Since the NAO started and dropped its investigation the massaging of stats has grown and grown. Even the “IAPT Manual” encourages services to have a data manager. These data managers then have a vested interest to make the stats look good so that they keep their jobs, bad data = service tendered out to another provider.
Look closely at the stats and you will see ever diminishing reporting of anxiety disorder specific questionnaires (so recovery only based on the basic GAD and PHQ), a reclassifying of people who do not recover as non IAPT (so you will see less people in the stats finishing therapy than starting it), and of course nothing done about the fact that “entering treatment” gets classified as happening at triage because a few bits of information are given out to the patient, while the real waiting lists are not reported on.

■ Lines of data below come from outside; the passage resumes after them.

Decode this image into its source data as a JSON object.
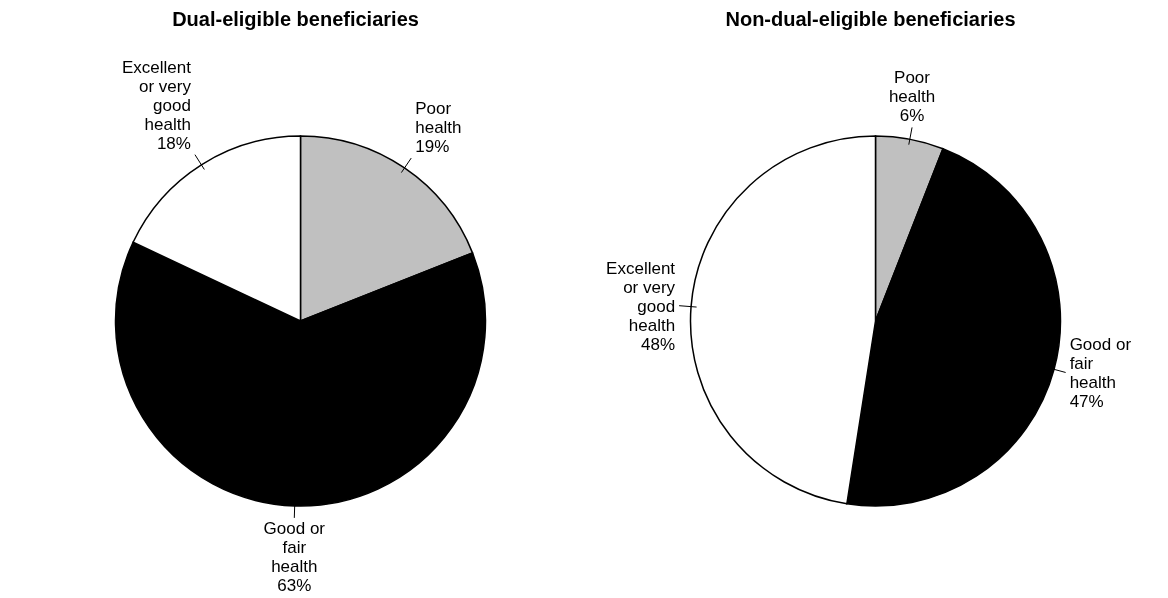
{
  "chart_data": [
    {
      "type": "pie",
      "title": "Dual-eligible beneficiaries",
      "categories": [
        "Poor health",
        "Good or fair health",
        "Excellent or very good health"
      ],
      "values": [
        19,
        63,
        18
      ],
      "value_labels": [
        "19%",
        "63%",
        "18%"
      ],
      "colors": [
        "#c0c0c0",
        "#000000",
        "#ffffff"
      ]
    },
    {
      "type": "pie",
      "title": "Non-dual-eligible beneficiaries",
      "categories": [
        "Poor health",
        "Good or fair health",
        "Excellent or very good health"
      ],
      "values": [
        6,
        47,
        48
      ],
      "value_labels": [
        "6%",
        "47%",
        "48%"
      ],
      "colors": [
        "#c0c0c0",
        "#000000",
        "#ffffff"
      ]
    }
  ]
}
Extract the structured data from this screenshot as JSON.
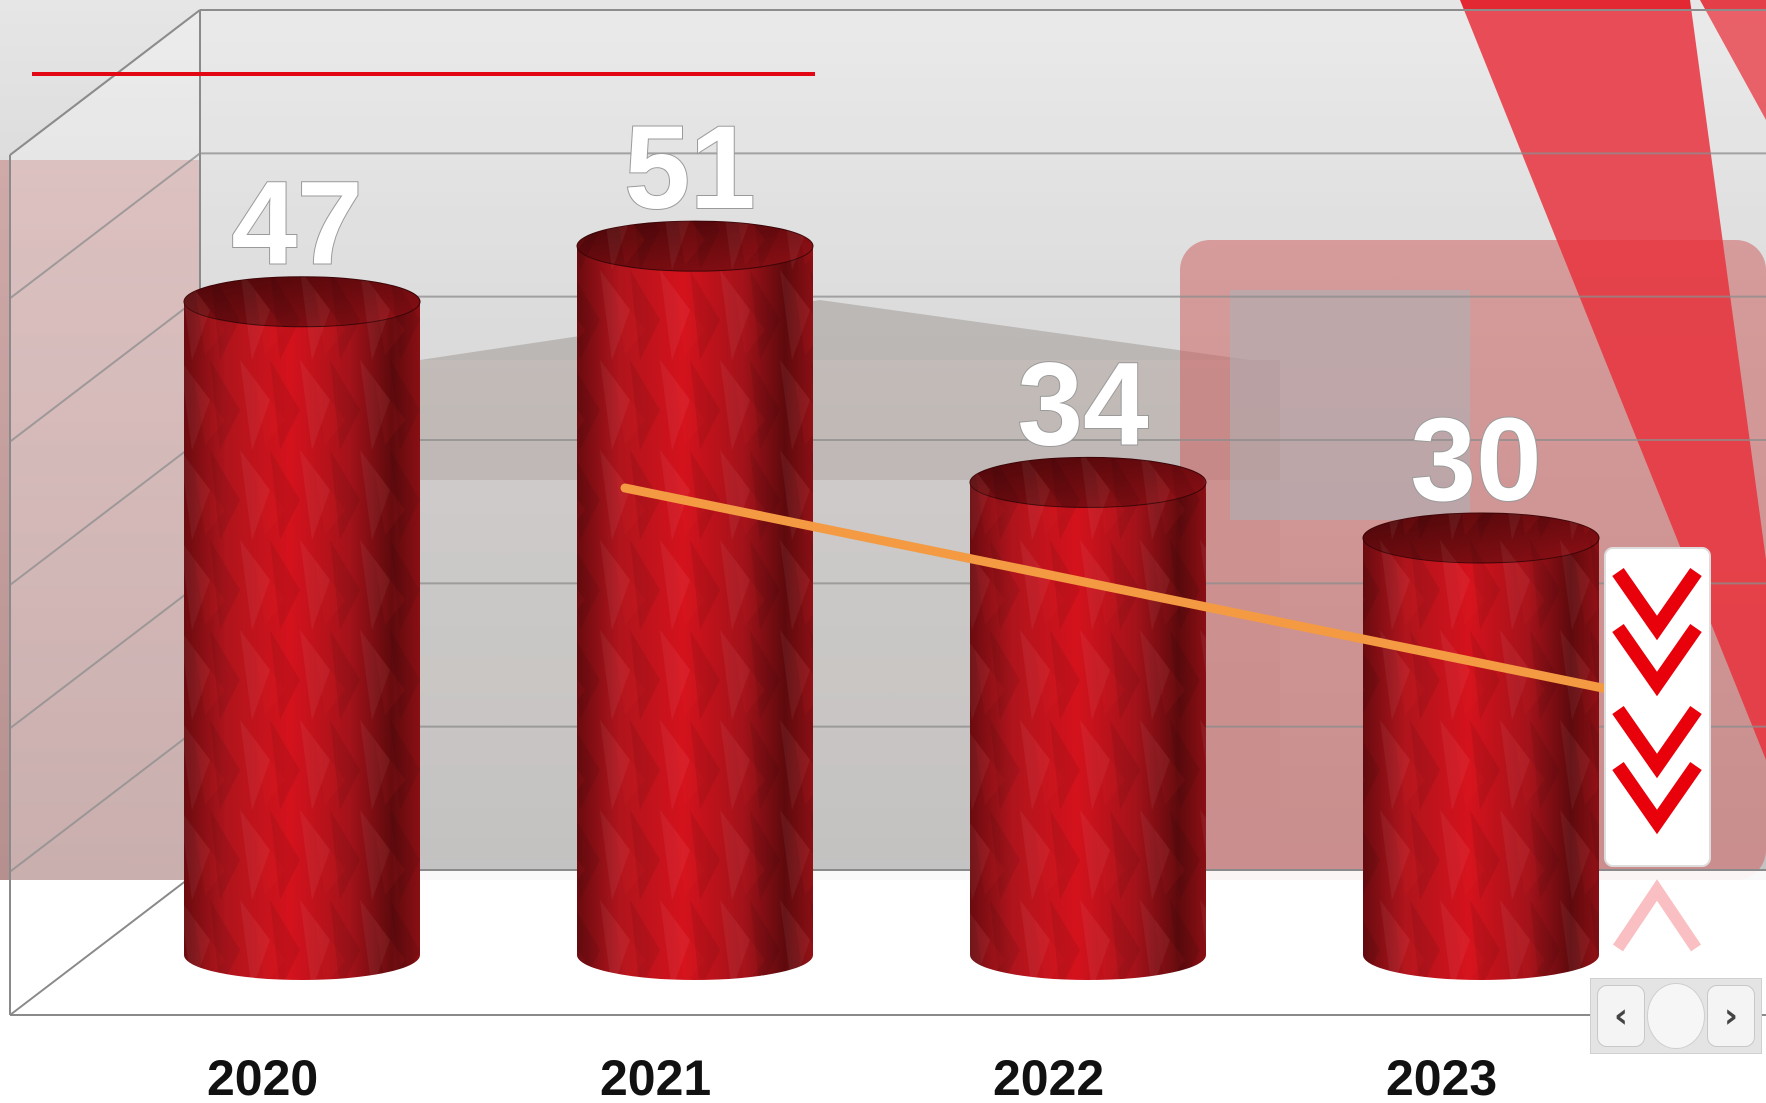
{
  "chart_data": {
    "type": "bar",
    "bar_shape": "cylinder",
    "categories": [
      "2020",
      "2021",
      "2022",
      "2023"
    ],
    "values": [
      47,
      51,
      34,
      30
    ],
    "title": "",
    "xlabel": "",
    "ylabel": "",
    "ylim": [
      0,
      60
    ],
    "grid": true,
    "legend": "none",
    "trend_arrow": {
      "from_category": "2021",
      "to_category": "2023",
      "direction": "down"
    },
    "colors": {
      "bar": "#b5121b",
      "bar_dark": "#5e0a0d",
      "arrow": "#f39a43",
      "accent": "#e30613",
      "chevron": "#e8000a"
    }
  },
  "pager": {
    "prev_icon": "‹",
    "next_icon": "›"
  }
}
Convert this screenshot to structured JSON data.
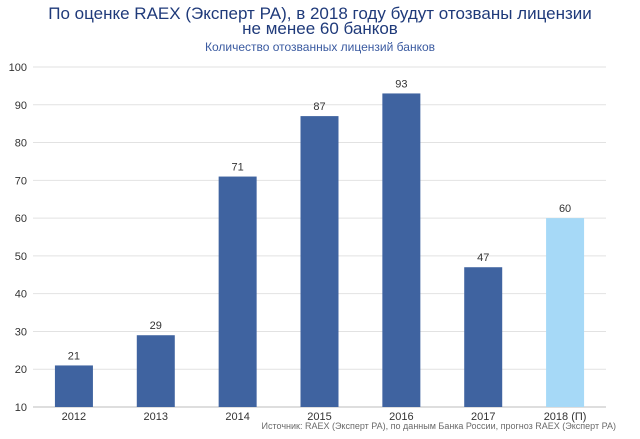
{
  "chart_data": {
    "type": "bar",
    "title_line1": "По оценке RAEX (Эксперт РА), в 2018 году будут отозваны лицензии",
    "title_line2": "не менее 60 банков",
    "subtitle": "Количество отозванных лицензий банков",
    "source": "Источник: RAEX (Эксперт РА), по данным Банка России, прогноз RAEX (Эксперт РА)",
    "categories": [
      "2012",
      "2013",
      "2014",
      "2015",
      "2016",
      "2017",
      "2018 (П)"
    ],
    "values": [
      21,
      29,
      71,
      87,
      93,
      47,
      60
    ],
    "ylim": [
      10,
      100
    ],
    "yticks": [
      10,
      20,
      30,
      40,
      50,
      60,
      70,
      80,
      90,
      100
    ],
    "grid": true,
    "legend": "none",
    "colors": {
      "bar": "#3f63a0",
      "forecast_bar": "#a6d9f7",
      "title": "#1f3a7a",
      "subtitle": "#3a5aa0",
      "grid": "#e2e2e2",
      "axis_text": "#333333"
    }
  }
}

IAPT goes from bad to worse, over 10 years so many clinicians who cared have been driven out, or retired or given up the fight as they fear loss of income. There is a large IAPT management class growing of those who came up through the PWP, then high intensity route without any real core profession training. They have a narrow experience of therapy and life. They believe that what they are doing is right and that staff who complain or burnout are just not suited to the great project that is IAPT.
Tam, it is truly desperate and it seems impossible to get an airing in the media, or with politicians concerned to push matters. It also needs to be addressed in BABCP and the British Psychological Society but I’ve so far failed to make headway with them. Any ideas welcome.